After Wolf Dohrn brought the music teacher Emile Jaques-Dalcroze from Geneva to Hellerau, the garden city quickly became the centre of an internationally renowned European rhythmic movement. In a short time, the music school attracted a steadily growing number of students from home and abroad. The highlight of the academic year was the summer festival with large staged performances in front of an international audience. The First World War put an end to this development and burgeoning nationalism finally drove Dalcroze out of Hellerau.

European rhythmic movement in Hellerau

Wolf Dohrn made Hellerau world famous in the years leading up to the outbreak of the First World War with the realisation of his ambitious plans to create an urban synthesis of the arts uniting work, life, and art. In the face of opposition from Schmidt and Riemerschmid, he pushed through the construction of the Festspielhaus (Festival Theatre) and in autumn 1910 brought the music teacher Emile Jaques-Dalcroze from Geneva to Hellerau, who set up his school for music and rhythm here.
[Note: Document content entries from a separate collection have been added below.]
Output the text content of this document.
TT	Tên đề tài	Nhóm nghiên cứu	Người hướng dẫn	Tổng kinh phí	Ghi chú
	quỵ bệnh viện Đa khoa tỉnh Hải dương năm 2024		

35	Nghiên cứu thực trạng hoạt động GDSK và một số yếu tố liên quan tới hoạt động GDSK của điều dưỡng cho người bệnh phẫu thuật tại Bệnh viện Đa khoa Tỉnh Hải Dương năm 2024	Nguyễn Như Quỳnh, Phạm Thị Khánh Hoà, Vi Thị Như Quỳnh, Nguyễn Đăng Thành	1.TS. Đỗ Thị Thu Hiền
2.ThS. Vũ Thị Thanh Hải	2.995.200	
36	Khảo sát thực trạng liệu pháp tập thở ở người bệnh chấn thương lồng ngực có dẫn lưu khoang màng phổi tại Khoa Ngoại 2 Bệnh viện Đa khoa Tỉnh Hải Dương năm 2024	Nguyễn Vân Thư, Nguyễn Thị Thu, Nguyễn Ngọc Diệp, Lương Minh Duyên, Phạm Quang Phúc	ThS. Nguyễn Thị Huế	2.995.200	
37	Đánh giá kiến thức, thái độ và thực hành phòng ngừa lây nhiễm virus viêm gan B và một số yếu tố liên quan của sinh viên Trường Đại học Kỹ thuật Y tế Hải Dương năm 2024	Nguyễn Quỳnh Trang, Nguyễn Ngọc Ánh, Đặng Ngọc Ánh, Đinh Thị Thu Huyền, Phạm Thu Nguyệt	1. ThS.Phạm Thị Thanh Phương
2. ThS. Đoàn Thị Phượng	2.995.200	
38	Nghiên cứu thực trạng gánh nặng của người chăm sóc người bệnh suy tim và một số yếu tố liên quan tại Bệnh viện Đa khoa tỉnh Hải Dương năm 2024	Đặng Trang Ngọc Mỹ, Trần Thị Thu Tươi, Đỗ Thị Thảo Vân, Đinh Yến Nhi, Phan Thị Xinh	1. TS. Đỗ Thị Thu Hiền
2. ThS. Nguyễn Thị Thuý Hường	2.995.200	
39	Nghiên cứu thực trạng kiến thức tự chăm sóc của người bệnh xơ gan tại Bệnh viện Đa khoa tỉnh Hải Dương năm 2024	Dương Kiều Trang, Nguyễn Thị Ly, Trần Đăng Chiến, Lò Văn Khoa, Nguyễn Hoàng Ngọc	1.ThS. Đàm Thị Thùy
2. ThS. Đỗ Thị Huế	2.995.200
Dalcroze brought 46 students from Geneva for the first course in 1910/11 and by 1913/14, 495 young people from 15 nations were studying at the music school. As a result, the garden city quickly became the centre of an internationally renowned European rhythmic movement. 

Short heyday and abrupt end

The highlight of the academic year was the summer festival, which only took place in 1912 and 1913 though. There were two reasons for this: firstly, the construction of the music school was not finished in 1911, and secondly, Emile Jaques-Dalcroze had returned to his home town of Geneva at the beginning of 1914 to organise the celebrations for the city’s centenary of being a member of the Swiss Confederation. Due to the outbreak of the First World War in the summer, he was unable to return to Hellerau. Jaques-Dalcroze also signed the Geneva Protest on the occasion of the shelling of Reims Cathedral by German troops. The nationalism that set in afterwards made his return to the garden city impossible, and within a few months the Dresden press turned the ‘highly revered and esteemed master’ into the ‘unloved, arrogant Swissman’.

Highlights of theatre history

Despite this tragic development, the four years during which the Jaques-Dalcroze music school existed were extremely successful. The number of students from home and abroad had grown steadily and the two-week school festivals at the end of the school year were also a great success. The staged performances of Orpheus and Eurydice by Christoph Willibald Gluck in July and the world premiere of Paul Claudel’s Annunciation in October 1913 attracted over 5,000 visitors. The performances attracted the most important representatives of the European avant-garde to the garden city and gave it the flair of a festival venue. Hellerau had thus transformed itself from a settlement designed in the spirit of the Lebensreform (life-reform) movement into a cultural site that was highly esteemed worldwide within just a few years.